Lambert: We’ll have to wear waterproof mascara, I’m sure. It’s incredibly special that we’ll get to go to iO and be with the community that taught us so much. To be able to be with all those people who taught us and loved us and encouraged us and performed with us, it’s really profound and very moving to all of us.

Thomas: We’re screening the pilot, airing it as it airs, but we’re also going to show a bonus episode. Last year the improv community lost a very important person, Jason Chin, so we’re dedicating an episode to Jason. We even have a kid based on Jason, Jason C. When we were in New York we had a chance to meet his mother. I think that was my favorite part of the trip. And we got to go on the Kathie Lee & Hoda show. Meeting Mama Chin, she was unbelievable.

Barlow: This is not just ours. We are here because of this community, and Jason was so supportive. This wouldn’t have worked without how special the comedy community is.

Freedman: I look back at our time at iO, starting with those midnight shows, as one of the most formative periods. You cut your teeth and find out who you are as a performer and how you work with other people and what you can offer. I think that iO is a place that we owe a lot of credit to, and Charna Halpern as well—she directed us in our first sketch show, and that was a big inspiration to us to keep doing written material. Having our television show premiere there is indescribable.
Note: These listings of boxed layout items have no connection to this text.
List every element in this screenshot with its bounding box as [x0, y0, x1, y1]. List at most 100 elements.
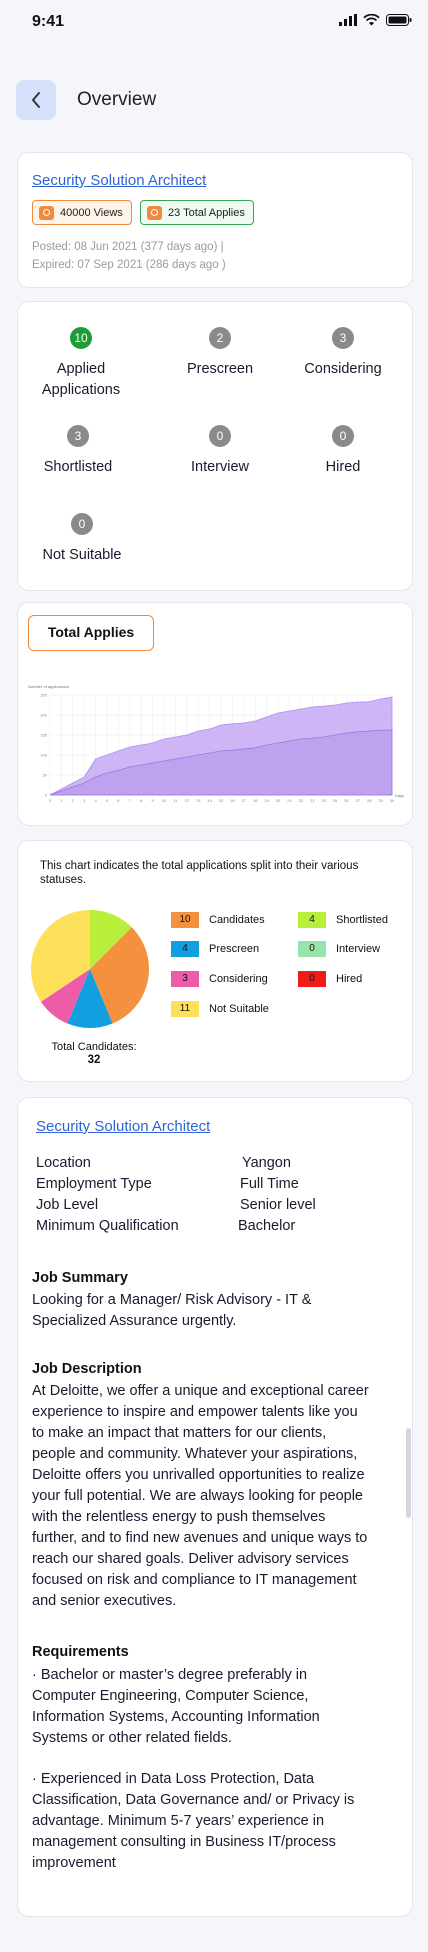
- job-title-link[interactable]: Security Solution Architect: [32, 172, 207, 189]
- status-bar: 9:41: [0, 0, 428, 44]
- x-tick-label: 30: [390, 798, 395, 803]
- total-candidates-label: Total Candidates:: [51, 1041, 137, 1053]
- legend-value: 0: [298, 941, 326, 957]
- legend-value: 11: [171, 1001, 199, 1017]
- x-tick-label: 16: [230, 798, 235, 803]
- legend-label: Considering: [209, 973, 268, 985]
- detail-key: Job Level: [36, 1197, 99, 1213]
- legend-value: 4: [171, 941, 199, 957]
- x-tick-label: 1: [60, 798, 63, 803]
- eye-icon: [39, 205, 54, 220]
- pie-slice-prescreen: [67, 969, 113, 1028]
- y-axis-label: Number of applications: [28, 684, 69, 689]
- x-tick-label: 12: [185, 798, 190, 803]
- legend-item: 4 Shortlisted: [298, 912, 388, 928]
- total-applies-card: Total Applies Number of applications 0 1 2 3…: [17, 602, 413, 826]
- signal-icon: [339, 14, 357, 26]
- status-interview[interactable]: 0 Interview: [160, 425, 280, 478]
- x-tick-label: 10: [162, 798, 167, 803]
- job-card: Security Solution Architect 40000 Views …: [17, 152, 413, 288]
- requirement-item: · Bachelor or master’s degree preferably…: [32, 1667, 320, 1746]
- legend-label: Interview: [336, 943, 381, 955]
- y-tick-label: 100: [40, 753, 47, 758]
- header: Overview: [0, 78, 428, 124]
- status-time: 9:41: [32, 13, 65, 30]
- status-label: Not Suitable: [42, 547, 122, 563]
- detail-value: Bachelor: [238, 1218, 296, 1234]
- x-tick-label: 25: [333, 798, 338, 803]
- status-count: 2: [209, 327, 231, 349]
- legend-item: 10 Candidates: [171, 912, 265, 928]
- status-label: Hired: [325, 459, 361, 475]
- x-tick-label: 6: [117, 798, 120, 803]
- x-tick-label: 3: [83, 798, 86, 803]
- y-tick-label: 50: [43, 773, 48, 778]
- pie-slice-not-suitable: [31, 910, 90, 1002]
- legend-item: 0 Hired: [298, 971, 362, 987]
- x-tick-label: 23: [310, 798, 315, 803]
- detail-key: Location: [36, 1155, 91, 1171]
- total-candidates-value: 32: [87, 1054, 101, 1066]
- pie-slice-considering: [40, 969, 90, 1024]
- legend-item: 11 Not Suitable: [171, 1001, 269, 1017]
- legend-value: 10: [171, 912, 199, 928]
- detail-value: Yangon: [242, 1155, 291, 1171]
- total-applies-button[interactable]: Total Applies: [28, 615, 154, 651]
- details-card: Security Solution Architect Location Yan…: [17, 1097, 413, 1917]
- status-prescreen[interactable]: 2 Prescreen: [160, 327, 280, 380]
- status-considering[interactable]: 3 Considering: [283, 327, 403, 380]
- job-summary-text: Looking for a Manager/ Risk Advisory - I…: [32, 1292, 312, 1329]
- x-tick-label: 5: [106, 798, 109, 803]
- back-button[interactable]: [16, 80, 56, 120]
- status-label: Shortlisted: [43, 459, 113, 475]
- requirements-title: Requirements: [32, 1644, 129, 1660]
- x-tick-label: 11: [173, 798, 178, 803]
- legend-item: 3 Considering: [171, 971, 268, 987]
- detail-value: Senior level: [240, 1197, 316, 1213]
- x-tick-label: 29: [378, 798, 383, 803]
- status-label: Considering: [304, 361, 382, 377]
- status-count: 3: [67, 425, 89, 447]
- x-tick-label: 22: [299, 798, 304, 803]
- x-tick-label: 21: [287, 798, 292, 803]
- scrollbar[interactable]: [406, 1428, 411, 1518]
- detail-key: Employment Type: [36, 1176, 152, 1192]
- status-label: Interview: [190, 459, 250, 475]
- legend-label: Candidates: [209, 914, 265, 926]
- status-not-suitable[interactable]: 0 Not Suitable: [22, 513, 142, 566]
- x-tick-label: 13: [196, 798, 201, 803]
- legend-value: 0: [298, 971, 326, 987]
- x-tick-label: 26: [344, 798, 349, 803]
- x-axis-label: Days: [395, 793, 404, 798]
- detail-job-title-link[interactable]: Security Solution Architect: [36, 1118, 211, 1135]
- x-tick-label: 9: [151, 798, 154, 803]
- page-title: Overview: [77, 89, 157, 110]
- legend-label: Not Suitable: [209, 1003, 269, 1015]
- status-label: Applied Applications: [41, 361, 121, 398]
- status-pie-chart: [31, 910, 149, 1028]
- x-tick-label: 15: [219, 798, 224, 803]
- status-count: 0: [71, 513, 93, 535]
- total-candidates: Total Candidates: 32: [34, 1041, 154, 1067]
- posted-date: Posted: 08 Jun 2021 (377 days ago) |: [32, 241, 224, 253]
- x-tick-label: 17: [242, 798, 247, 803]
- wifi-icon: [363, 14, 380, 26]
- legend-item: 0 Interview: [298, 941, 380, 957]
- status-label: Prescreen: [186, 361, 254, 377]
- job-summary-title: Job Summary: [32, 1270, 128, 1286]
- legend-value: 4: [298, 912, 326, 928]
- status-count: 0: [209, 425, 231, 447]
- detail-value: Full Time: [240, 1176, 299, 1192]
- status-count: 0: [332, 425, 354, 447]
- requirement-item: · Experienced in Data Loss Protection, D…: [32, 1771, 355, 1871]
- x-tick-label: 7: [129, 798, 132, 803]
- y-tick-label: 250: [40, 693, 47, 698]
- status-shortlisted[interactable]: 3 Shortlisted: [18, 425, 138, 478]
- detail-key: Minimum Qualification: [36, 1218, 179, 1234]
- x-tick-label: 28: [367, 798, 372, 803]
- status-hired[interactable]: 0 Hired: [283, 425, 403, 478]
- status-applied[interactable]: 10 Applied Applications: [21, 327, 141, 401]
- y-tick-label: 150: [40, 733, 47, 738]
- x-tick-label: 4: [94, 798, 97, 803]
It seems like you’re living the dream: a television show with all your best friends. What advice do you have for anyone looking to do the same thing?

O’Brien: A lot people go into comedy think that there’s a very prescriptive path, like, “I’m going to take classes at iO or Second City, and then I’m going to be on the main stage” or “I’m going to be on a Harold team,” and I think everybody’s path is different. A lot of us did not get hired by Second City and auditioned a lot—or we just didn’t make it. That was never a deterrent, like, “Oh, I’m done.” Never try to fit in a box because it just doesn’t work.

Colloton: It’s so important to make your own content over and over again. We did ten videos until one did well. It’s OK to fail. It’s OK that you don’t get cast. It’s OK to get rejected ten times over. Once you find what you do well and what you succeed at, other people will notice that. And if not, you’ll just have a great time doing it.

O’Brien: And we all read The Secret. That could have contributed.